Since that time, Conal has often made portraits of admired subjects, including Thelonious Monk and William S. Burroughs, but the Mandela poster is the first to be widely distributed in the U.S. since 2002. Like that triptych and many satirical campaigns before it, Conal will take the Mandela posters on tour. Beginning in February, he and Ross will begin a five-state journey, inviting both loyal and new volunteers to post the image of a smiling Mandela around the Bay Area, Seattle, Chicago, Washington D.C., and New York. Conal explains, "One thing painting can do is that it can get through the surface of someone's face to their character, their soul." This is particularly poignant in the Mandela image, begun in commemoration and transformed by time and circumstances into an apt memorial.
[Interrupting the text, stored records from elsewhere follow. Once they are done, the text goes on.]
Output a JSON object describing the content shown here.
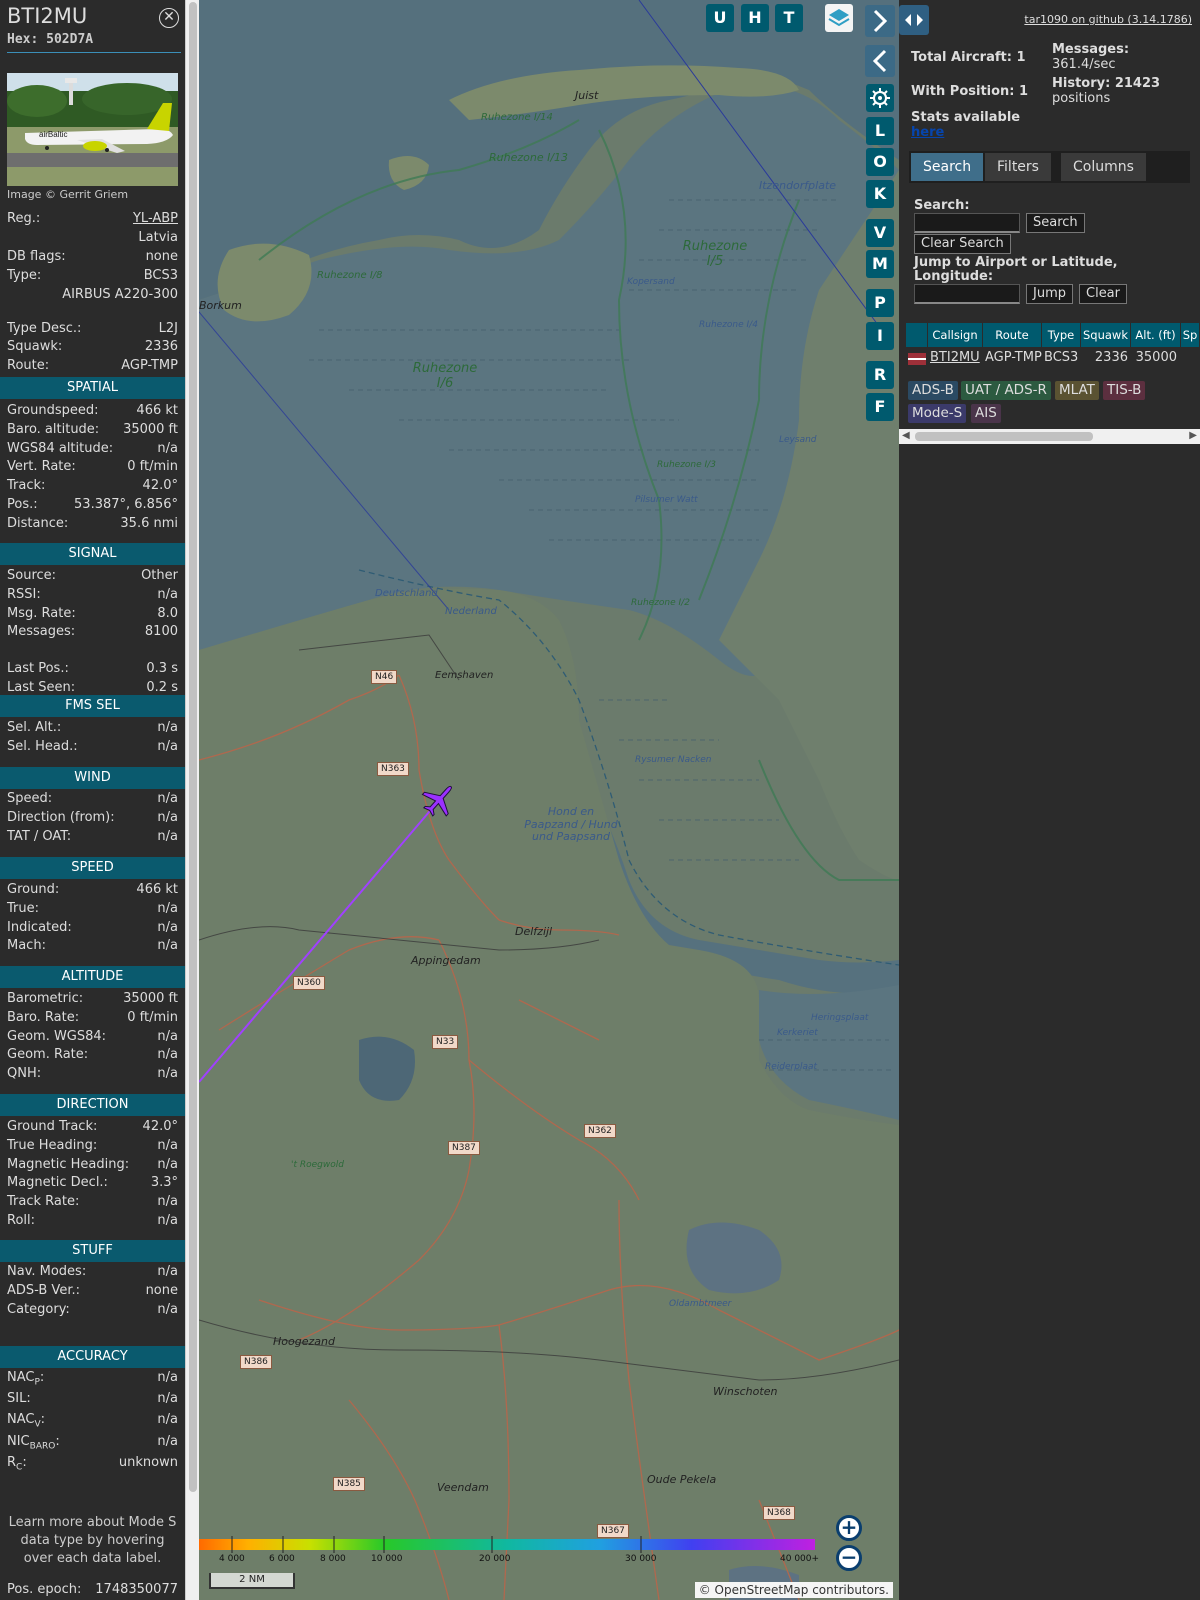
{
  "info": {
    "callsign": "BTI2MU",
    "hex": "Hex: 502D7A",
    "close_icon": "close-icon",
    "photo_credit": "Image © Gerrit Griem",
    "general": [
      {
        "k": "Reg.:",
        "v": "YL-ABP"
      },
      {
        "k": "",
        "v": "Latvia"
      },
      {
        "k": "DB flags:",
        "v": "none"
      },
      {
        "k": "Type:",
        "v": "BCS3"
      },
      {
        "k": "",
        "v": "AIRBUS A220-300"
      },
      {
        "k": "Type Desc.:",
        "v": "L2J"
      },
      {
        "k": "Squawk:",
        "v": "2336"
      },
      {
        "k": "Route:",
        "v": "AGP-TMP"
      }
    ],
    "spatial_title": "SPATIAL",
    "spatial": [
      {
        "k": "Groundspeed:",
        "v": "466 kt"
      },
      {
        "k": "Baro. altitude:",
        "v": "35000 ft"
      },
      {
        "k": "WGS84 altitude:",
        "v": "n/a"
      },
      {
        "k": "Vert. Rate:",
        "v": "0 ft/min"
      },
      {
        "k": "Track:",
        "v": "42.0°"
      },
      {
        "k": "Pos.:",
        "v": "53.387°, 6.856°"
      },
      {
        "k": "Distance:",
        "v": "35.6 nmi"
      }
    ],
    "signal_title": "SIGNAL",
    "signal": [
      {
        "k": "Source:",
        "v": "Other"
      },
      {
        "k": "RSSI:",
        "v": "n/a"
      },
      {
        "k": "Msg. Rate:",
        "v": "8.0"
      },
      {
        "k": "Messages:",
        "v": "8100"
      },
      {
        "k": "Last Pos.:",
        "v": "0.3 s"
      },
      {
        "k": "Last Seen:",
        "v": "0.2 s"
      }
    ],
    "fms_title": "FMS SEL",
    "fms": [
      {
        "k": "Sel. Alt.:",
        "v": "n/a"
      },
      {
        "k": "Sel. Head.:",
        "v": "n/a"
      }
    ],
    "wind_title": "WIND",
    "wind": [
      {
        "k": "Speed:",
        "v": "n/a"
      },
      {
        "k": "Direction (from):",
        "v": "n/a"
      },
      {
        "k": "TAT / OAT:",
        "v": "n/a"
      }
    ],
    "speed_title": "SPEED",
    "speed": [
      {
        "k": "Ground:",
        "v": "466 kt"
      },
      {
        "k": "True:",
        "v": "n/a"
      },
      {
        "k": "Indicated:",
        "v": "n/a"
      },
      {
        "k": "Mach:",
        "v": "n/a"
      }
    ],
    "altitude_title": "ALTITUDE",
    "altitude": [
      {
        "k": "Barometric:",
        "v": "35000 ft"
      },
      {
        "k": "Baro. Rate:",
        "v": "0 ft/min"
      },
      {
        "k": "Geom. WGS84:",
        "v": "n/a"
      },
      {
        "k": "Geom. Rate:",
        "v": "n/a"
      },
      {
        "k": "QNH:",
        "v": "n/a"
      }
    ],
    "direction_title": "DIRECTION",
    "direction": [
      {
        "k": "Ground Track:",
        "v": "42.0°"
      },
      {
        "k": "True Heading:",
        "v": "n/a"
      },
      {
        "k": "Magnetic Heading:",
        "v": "n/a"
      },
      {
        "k": "Magnetic Decl.:",
        "v": "3.3°"
      },
      {
        "k": "Track Rate:",
        "v": "n/a"
      },
      {
        "k": "Roll:",
        "v": "n/a"
      }
    ],
    "stuff_title": "STUFF",
    "stuff": [
      {
        "k": "Nav. Modes:",
        "v": "n/a"
      },
      {
        "k": "ADS-B Ver.:",
        "v": "none"
      },
      {
        "k": "Category:",
        "v": "n/a"
      }
    ],
    "accuracy_title": "ACCURACY",
    "accuracy": [
      {
        "k": "NAC",
        "sub": "P",
        "v": "n/a"
      },
      {
        "k": "SIL:",
        "sub": "",
        "v": "n/a"
      },
      {
        "k": "NAC",
        "sub": "V",
        "v": "n/a"
      },
      {
        "k": "NIC",
        "sub": "BARO",
        "v": "n/a"
      },
      {
        "k": "R",
        "sub": "C",
        "v": "unknown"
      }
    ],
    "note": "Learn more about Mode S data type by hovering over each data label.",
    "epoch_label": "Pos. epoch:",
    "epoch_value": "1748350077"
  },
  "map": {
    "top_buttons": [
      "U",
      "H",
      "T"
    ],
    "side_buttons": [
      "L",
      "O",
      "K",
      "V",
      "M",
      "P",
      "I",
      "R",
      "F"
    ],
    "layers_icon": "layers-icon",
    "settings_icon": "gear-icon",
    "expand_icon": "chevron-right-icon",
    "collapse_icon": "chevron-left-icon",
    "resize_icon": "resize-horizontal-icon",
    "labels": [
      {
        "t": "Juist"
      },
      {
        "t": "Ruhezone I/14"
      },
      {
        "t": "Ruhezone I/13"
      },
      {
        "t": "Ruhezone I/5"
      },
      {
        "t": "Itzendorfplate"
      },
      {
        "t": "Ruhezone I/8"
      },
      {
        "t": "Borkum"
      },
      {
        "t": "Ruhezone I/6"
      },
      {
        "t": "Kopersand"
      },
      {
        "t": "Ruhezone I/4"
      },
      {
        "t": "Leysand"
      },
      {
        "t": "Ruhezone I/3"
      },
      {
        "t": "Pilsumer Watt"
      },
      {
        "t": "Ruhezone I/2"
      },
      {
        "t": "Deutschland"
      },
      {
        "t": "Nederland"
      },
      {
        "t": "Eemshaven"
      },
      {
        "t": "Rysumer Nacken"
      },
      {
        "t": "Hond en Paapzand / Hund und Paapsand"
      },
      {
        "t": "Delfzijl"
      },
      {
        "t": "Appingedam"
      },
      {
        "t": "Heringsplaat"
      },
      {
        "t": "Kerkeriet"
      },
      {
        "t": "Reiderplaat"
      },
      {
        "t": "Hoogezand"
      },
      {
        "t": "Oldambtmeer"
      },
      {
        "t": "Winschoten"
      },
      {
        "t": "Veendam"
      },
      {
        "t": "Oude Pekela"
      },
      {
        "t": "'t Roegwold"
      }
    ],
    "road_labels": [
      "N46",
      "N363",
      "N360",
      "N33",
      "N387",
      "N362",
      "N386",
      "N385",
      "N367",
      "N368"
    ],
    "altitude_scale": [
      "4 000",
      "6 000",
      "8 000",
      "10 000",
      "20 000",
      "30 000",
      "40 000+"
    ],
    "scale_label": "2 NM",
    "zoom_in": "+",
    "zoom_out": "−",
    "attribution": "© OpenStreetMap contributors.",
    "track_color": "#a040ff",
    "aircraft_color": "#9b30ff"
  },
  "side": {
    "github_link": "tar1090 on github (3.14.1786)",
    "total_aircraft": "Total Aircraft: 1",
    "with_position": "With Position: 1",
    "messages_label": "Messages:",
    "messages_value": "361.4/sec",
    "history_label": "History: 21423",
    "history_value": "positions",
    "stats_label": "Stats available",
    "stats_link": "here",
    "tabs": [
      "Search",
      "Filters",
      "Columns"
    ],
    "search_label": "Search:",
    "search_button": "Search",
    "clear_search_button": "Clear Search",
    "jump_label": "Jump to Airport or Latitude, Longitude:",
    "jump_button": "Jump",
    "clear_button": "Clear",
    "table_headers": [
      "Callsign",
      "Route",
      "Type",
      "Squawk",
      "Alt. (ft)",
      "Sp"
    ],
    "table_row": {
      "callsign": "BTI2MU",
      "route": "AGP-TMP",
      "type": "BCS3",
      "squawk": "2336",
      "alt": "35000"
    },
    "flag_icon": "latvia-flag-icon",
    "chips": [
      {
        "t": "ADS-B",
        "c": "#2b4a63"
      },
      {
        "t": "UAT / ADS-R",
        "c": "#2c5a40"
      },
      {
        "t": "MLAT",
        "c": "#5a5232"
      },
      {
        "t": "TIS-B",
        "c": "#5c2f3f"
      },
      {
        "t": "Mode-S",
        "c": "#3b3a6a"
      },
      {
        "t": "AIS",
        "c": "#4a344a"
      }
    ]
  }
}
As I wrap up my visit, Conal and Ross jointly recall the week leading up to the local Mandela posting. Ross recalls reaching out to their network of friends and supporters, "We sent the email out on Monday [Dec. 2] and by Wednesday, we had about 50 RSVPs. Two days later [after Mandela's death on December 5], another 100 plus had responded." By Saturday December 7, the night planned to poster the town, more than 200 volunteers had gathered to participate. "It was a genuine emotional outpouring," Conal says. On my way home, I spot the four posters and pull over to get a better look. The bright smiling faces seem to hover in space on the dark expanse of the wall: Mandela, walking and dancing.